La Costituzione Europea recita:

È vietata qualsiasi forma di discriminazione fondata, in particolare, sul sesso, la razza, il colore della pelle o l’origine etnica o sociale, le caratteristiche genetiche, la lingua, la religione o le convinzioni personali, le opinioni politiche o di qualsiasi altra natura, l’appartenenza ad una minoranza nazionale, il patrimonio, la nascita, la disabilità, l’età o l’orientamento sessuale.”

La Costituzione italiana, dal canto suo: “La Repubblica riconosce e garantisce i diritti inviolabili dell’uomo, sia come singolo sia nelle formazioni sociali ove si svolge la sua personalità” (art. 2) e ” Tutti i cittadini hanno pari dignità sociale e sono eguali davanti alla legge, senza distinzione di sesso, di razza, di lingua, di religione, di opinioni politiche, di condizioni personali e sociali.

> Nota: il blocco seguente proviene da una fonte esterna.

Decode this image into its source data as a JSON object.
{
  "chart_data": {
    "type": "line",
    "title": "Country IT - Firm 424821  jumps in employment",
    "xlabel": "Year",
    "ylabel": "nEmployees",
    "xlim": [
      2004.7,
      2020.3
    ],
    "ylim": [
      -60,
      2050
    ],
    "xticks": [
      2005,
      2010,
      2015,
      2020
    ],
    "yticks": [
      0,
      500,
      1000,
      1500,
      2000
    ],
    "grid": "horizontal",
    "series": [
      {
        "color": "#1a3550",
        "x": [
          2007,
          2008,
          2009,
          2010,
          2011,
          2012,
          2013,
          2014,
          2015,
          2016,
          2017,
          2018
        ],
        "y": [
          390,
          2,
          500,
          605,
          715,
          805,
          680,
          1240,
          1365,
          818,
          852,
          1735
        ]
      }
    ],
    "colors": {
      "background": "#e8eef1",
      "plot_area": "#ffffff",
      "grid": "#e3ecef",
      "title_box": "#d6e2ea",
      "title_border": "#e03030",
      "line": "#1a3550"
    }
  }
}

È compito della Repubblica rimuovere gli ostacoli di ordine economico e sociale, che, limitando di fatto la libertà e l’eguaglianza dei cittadini, impediscono il pieno sviluppo della persona umana e l’effettiva partecipazione di tutti i lavoratori all’organizzazione politica, economica e sociale del Paese.

Per questo, non riusciamo a capire in che cosa consista il “violento attacco alla nostra Costituzione” che lamenta il sottosegretario Giovanardi, in passato spesso autore di dichiarazioni marcatamente omofobe, per la pubblicità dell’IKEA in occasione dell’apertura del punto vendita di Catania.

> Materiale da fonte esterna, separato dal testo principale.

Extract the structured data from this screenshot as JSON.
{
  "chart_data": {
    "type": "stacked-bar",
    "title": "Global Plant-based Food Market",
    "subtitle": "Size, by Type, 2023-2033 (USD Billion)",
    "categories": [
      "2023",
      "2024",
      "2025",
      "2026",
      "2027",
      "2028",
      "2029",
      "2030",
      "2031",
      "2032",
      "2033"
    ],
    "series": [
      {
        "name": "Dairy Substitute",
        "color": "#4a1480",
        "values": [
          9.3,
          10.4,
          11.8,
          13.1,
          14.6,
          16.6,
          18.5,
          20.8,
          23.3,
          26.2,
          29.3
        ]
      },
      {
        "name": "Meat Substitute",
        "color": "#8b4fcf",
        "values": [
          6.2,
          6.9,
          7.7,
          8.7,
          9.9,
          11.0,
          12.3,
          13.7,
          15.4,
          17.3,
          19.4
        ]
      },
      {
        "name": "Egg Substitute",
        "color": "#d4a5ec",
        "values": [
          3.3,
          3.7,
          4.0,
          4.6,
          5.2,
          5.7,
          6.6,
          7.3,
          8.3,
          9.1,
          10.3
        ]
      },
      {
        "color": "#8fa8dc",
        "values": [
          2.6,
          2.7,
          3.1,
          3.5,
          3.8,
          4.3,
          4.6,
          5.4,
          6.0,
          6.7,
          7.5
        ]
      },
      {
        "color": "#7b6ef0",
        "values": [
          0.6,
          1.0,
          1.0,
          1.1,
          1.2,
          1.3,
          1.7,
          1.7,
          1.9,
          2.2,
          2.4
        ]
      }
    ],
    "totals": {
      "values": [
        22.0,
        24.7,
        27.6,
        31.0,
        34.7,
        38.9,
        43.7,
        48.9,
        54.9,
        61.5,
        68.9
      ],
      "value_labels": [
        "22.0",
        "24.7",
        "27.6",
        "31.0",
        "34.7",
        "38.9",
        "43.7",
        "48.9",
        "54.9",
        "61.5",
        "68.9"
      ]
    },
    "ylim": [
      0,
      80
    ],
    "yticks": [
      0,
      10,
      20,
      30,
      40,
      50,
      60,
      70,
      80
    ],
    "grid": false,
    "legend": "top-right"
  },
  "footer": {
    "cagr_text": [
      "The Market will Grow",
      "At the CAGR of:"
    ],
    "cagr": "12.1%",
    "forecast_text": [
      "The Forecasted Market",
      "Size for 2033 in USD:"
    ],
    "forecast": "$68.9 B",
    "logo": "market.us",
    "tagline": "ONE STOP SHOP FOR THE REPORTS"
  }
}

L’IKEA è aperta a tutte le famiglie, comunque esse siano composte. L’Italia, evidentemente, no.

Ancora una volta non possiamo fare a meno di condannare con fermezza le dichiarazioni di quanti dovrebbero garantire i diritti e l’eguaglianza di tutti i cittadini: onorevole Giovanardi, vergogna!

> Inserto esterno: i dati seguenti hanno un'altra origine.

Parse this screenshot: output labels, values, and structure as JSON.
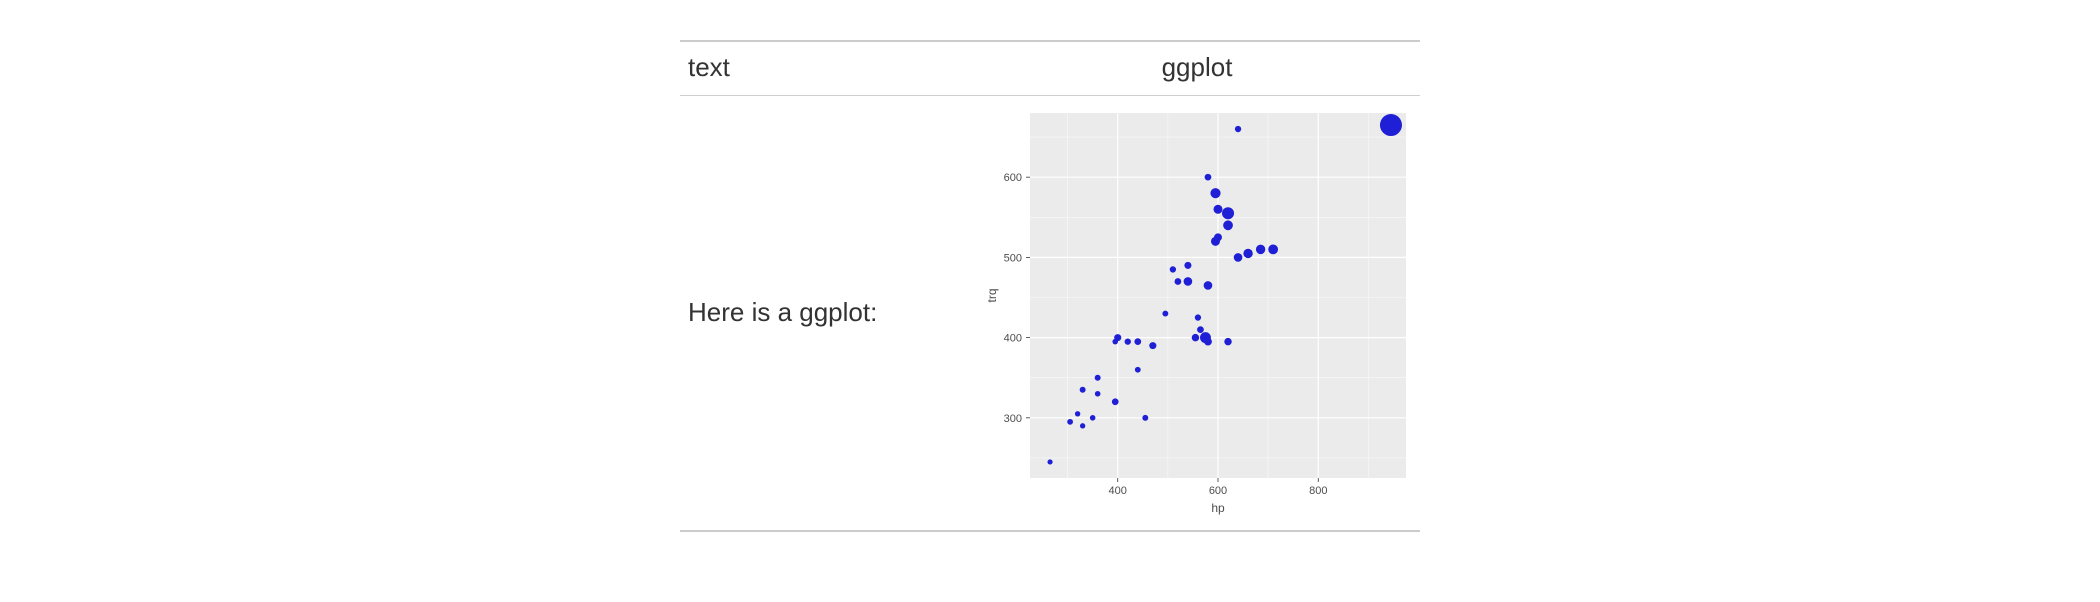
{
  "table": {
    "headers": {
      "text": "text",
      "ggplot": "ggplot"
    },
    "row": {
      "text": "Here is a ggplot:"
    }
  },
  "chart": {
    "type": "scatter",
    "background_color": "#ffffff",
    "panel_background": "#ebebeb",
    "grid_color": "#ffffff",
    "point_color": "#1f1fd6",
    "point_opacity": 1.0,
    "xlabel": "hp",
    "ylabel": "trq",
    "label_fontsize": 12,
    "tick_fontsize": 11,
    "xlim": [
      225,
      975
    ],
    "ylim": [
      225,
      680
    ],
    "x_ticks": [
      400,
      600,
      800
    ],
    "y_ticks": [
      300,
      400,
      500,
      600
    ],
    "x_minor": [
      300,
      500,
      700,
      900
    ],
    "y_minor": [
      250,
      350,
      450,
      550,
      650
    ],
    "size_scale": {
      "min_r": 2.4,
      "max_r": 11,
      "min_val": 1,
      "max_val": 10
    },
    "points": [
      {
        "x": 265,
        "y": 245,
        "s": 1.2
      },
      {
        "x": 305,
        "y": 295,
        "s": 1.5
      },
      {
        "x": 330,
        "y": 290,
        "s": 1.3
      },
      {
        "x": 320,
        "y": 305,
        "s": 1.3
      },
      {
        "x": 350,
        "y": 300,
        "s": 1.4
      },
      {
        "x": 330,
        "y": 335,
        "s": 1.6
      },
      {
        "x": 360,
        "y": 350,
        "s": 1.6
      },
      {
        "x": 360,
        "y": 330,
        "s": 1.4
      },
      {
        "x": 395,
        "y": 320,
        "s": 2.0
      },
      {
        "x": 395,
        "y": 395,
        "s": 1.4
      },
      {
        "x": 400,
        "y": 400,
        "s": 2.2
      },
      {
        "x": 420,
        "y": 395,
        "s": 1.8
      },
      {
        "x": 440,
        "y": 360,
        "s": 1.5
      },
      {
        "x": 440,
        "y": 395,
        "s": 2.0
      },
      {
        "x": 455,
        "y": 300,
        "s": 1.6
      },
      {
        "x": 470,
        "y": 390,
        "s": 2.2
      },
      {
        "x": 495,
        "y": 430,
        "s": 1.6
      },
      {
        "x": 510,
        "y": 485,
        "s": 1.8
      },
      {
        "x": 520,
        "y": 470,
        "s": 2.0
      },
      {
        "x": 540,
        "y": 490,
        "s": 2.2
      },
      {
        "x": 540,
        "y": 470,
        "s": 3.0
      },
      {
        "x": 565,
        "y": 410,
        "s": 2.0
      },
      {
        "x": 555,
        "y": 400,
        "s": 2.4
      },
      {
        "x": 560,
        "y": 425,
        "s": 1.8
      },
      {
        "x": 580,
        "y": 465,
        "s": 3.0
      },
      {
        "x": 580,
        "y": 395,
        "s": 2.6
      },
      {
        "x": 575,
        "y": 400,
        "s": 4.2
      },
      {
        "x": 580,
        "y": 600,
        "s": 2.0
      },
      {
        "x": 595,
        "y": 580,
        "s": 3.8
      },
      {
        "x": 600,
        "y": 560,
        "s": 3.2
      },
      {
        "x": 595,
        "y": 520,
        "s": 3.2
      },
      {
        "x": 600,
        "y": 525,
        "s": 2.6
      },
      {
        "x": 620,
        "y": 555,
        "s": 4.8
      },
      {
        "x": 620,
        "y": 540,
        "s": 3.6
      },
      {
        "x": 620,
        "y": 395,
        "s": 2.4
      },
      {
        "x": 640,
        "y": 500,
        "s": 3.0
      },
      {
        "x": 640,
        "y": 660,
        "s": 1.8
      },
      {
        "x": 660,
        "y": 505,
        "s": 3.4
      },
      {
        "x": 685,
        "y": 510,
        "s": 3.4
      },
      {
        "x": 710,
        "y": 510,
        "s": 3.6
      },
      {
        "x": 945,
        "y": 665,
        "s": 10.0
      }
    ]
  }
}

Ringraziamo invece l’IKEA, che attraverso il responsabile delle relazioni esterne per l’Italia Valerio Di Bussolo ribatte: “L’Ikea non offende la Costituzione e non è contro la famiglia citata dall’articolo 29. La Costituzione stabilisce qual è l’oggetto dei diritti, ossia quella fondata sul matrimonio, ma non definisce la famiglia tout court”. Quella citata dall’articolo 29, che riconosce i diritti della famiglia come società naturale fondata sul matrimonio, “è una delle famiglie. Noi abbiamo a che fare con una realtà quotidiana in continua evoluzione, ci sono tipologie di famiglie molto variegate. Ikea quindi completa e aggiunge altre famiglie della realtà domestica, come quelle delle coppie di fatto, dei single, quelle composte da nonni e nonne“.